雪雁一见这阵仗,心里头想起了她家姑娘,鼻子酸酸的,眼眶湿湿的,可是在贾母和凤姐面前,她得忍着,不敢让眼泪掉下来。她心里直打鼓:“他们到底让我来干吗呢?我得去看看,宝玉以前跟我们家姑娘好的跟蜜糖似的,现在怎么影子都不见了?也不知道他是真病还是假病。说不定他就是怕我们家姑娘生气,故意说玉丢了,装疯卖傻的,好让林姑娘死心,他好娶宝姑娘。我今天得看看他,看他见了我,傻不傻。今天他还装得下去吗?”一边合计着,一边就悄悄地溜到了里屋门口,偷偷地观察。

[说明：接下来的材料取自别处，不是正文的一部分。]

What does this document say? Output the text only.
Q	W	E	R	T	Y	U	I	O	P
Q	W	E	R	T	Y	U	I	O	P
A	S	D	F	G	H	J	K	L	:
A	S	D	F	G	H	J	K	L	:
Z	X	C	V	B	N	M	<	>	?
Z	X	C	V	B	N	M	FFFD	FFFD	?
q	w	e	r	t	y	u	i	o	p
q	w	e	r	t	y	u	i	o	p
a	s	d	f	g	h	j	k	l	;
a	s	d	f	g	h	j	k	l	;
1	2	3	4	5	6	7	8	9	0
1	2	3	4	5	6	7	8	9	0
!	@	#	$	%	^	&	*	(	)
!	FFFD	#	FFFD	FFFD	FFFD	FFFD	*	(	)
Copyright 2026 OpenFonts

这时候的宝玉,虽然因为丢了玉而迷迷糊糊的,但一听说是娶了黛玉,那简直是自古以来,天上人间最让他开心的事了。他一下感觉精神百倍,虽然身体不如以前那么灵活,但凤姐的计谋对他来说那是屡试不爽。他巴不得立刻见到黛玉,今天终于成了亲,他高兴得差点跳起来,虽然嘴里说着几句傻话,但跟生病的时候比起来,简直是一个天上一个地下。
雪雁看着宝玉这样,心里又气又难过,她哪里知道宝玉心里想的是什么,最后只能是自己一个人默默地走了。
宝玉赶紧让袭人给他换上新衣,就坐在王夫人的屋子里。他看着凤姐和尤氏忙前忙后,心里急得像热锅上的蚂蚁,不停地问袭人:“林妹妹从园子里过来怎么这么磨蹭,怎么还没来呀?”袭人笑着回答:“好时辰还没到呢。”这时,只听见凤姐和王夫人商量:“虽然家里有丧事,但外面不用鼓乐,咱们家规矩得拜堂,冷冷清清的可不行。我让那些学过音乐、管过戏的婆娘们来吹吹打打,热闹热闹。”王夫人听了点头赞同:“就这么办吧。”
这时,大轿子就从抬进来了,家里的小乐队也吹吹打打地跑出去迎接,十二对宫灯整整齐齐地排着队进来,看起来真是挺有面子又挺有味道的。傧相过来请新人出轿,宝玉一看,哎哟,这喜娘身上披着大红色,一边扶着新娘子,头上还盖着盖头。你猜猜旁边扶着新娘子的那位是谁?竟然是雪雁!
宝玉一看雪雁,心里就犯嘀咕:“怎么紫鹃没来,反而是她呢?”又一想,“哦,对了,雪雁是她从南方带来的,紫鹃是我们家的,当然不用带来了。”这么一想,宝玉看到雪雁就像看到黛玉一样高兴。傧相一声令下,新人拜天地。然后请出贾母接受了四拜,再请贾政夫妇上台,仪式结束,送新人进洞房。至于坐帐那些习俗,都是按照家里的老规矩来的,就不一一细说了。贾政本来是听贾母的安排,不敢违背,也不信什么冲喜的说法。谁知道今天宝玉看起来居然精神十足,贾政一见,心里也是高兴得很。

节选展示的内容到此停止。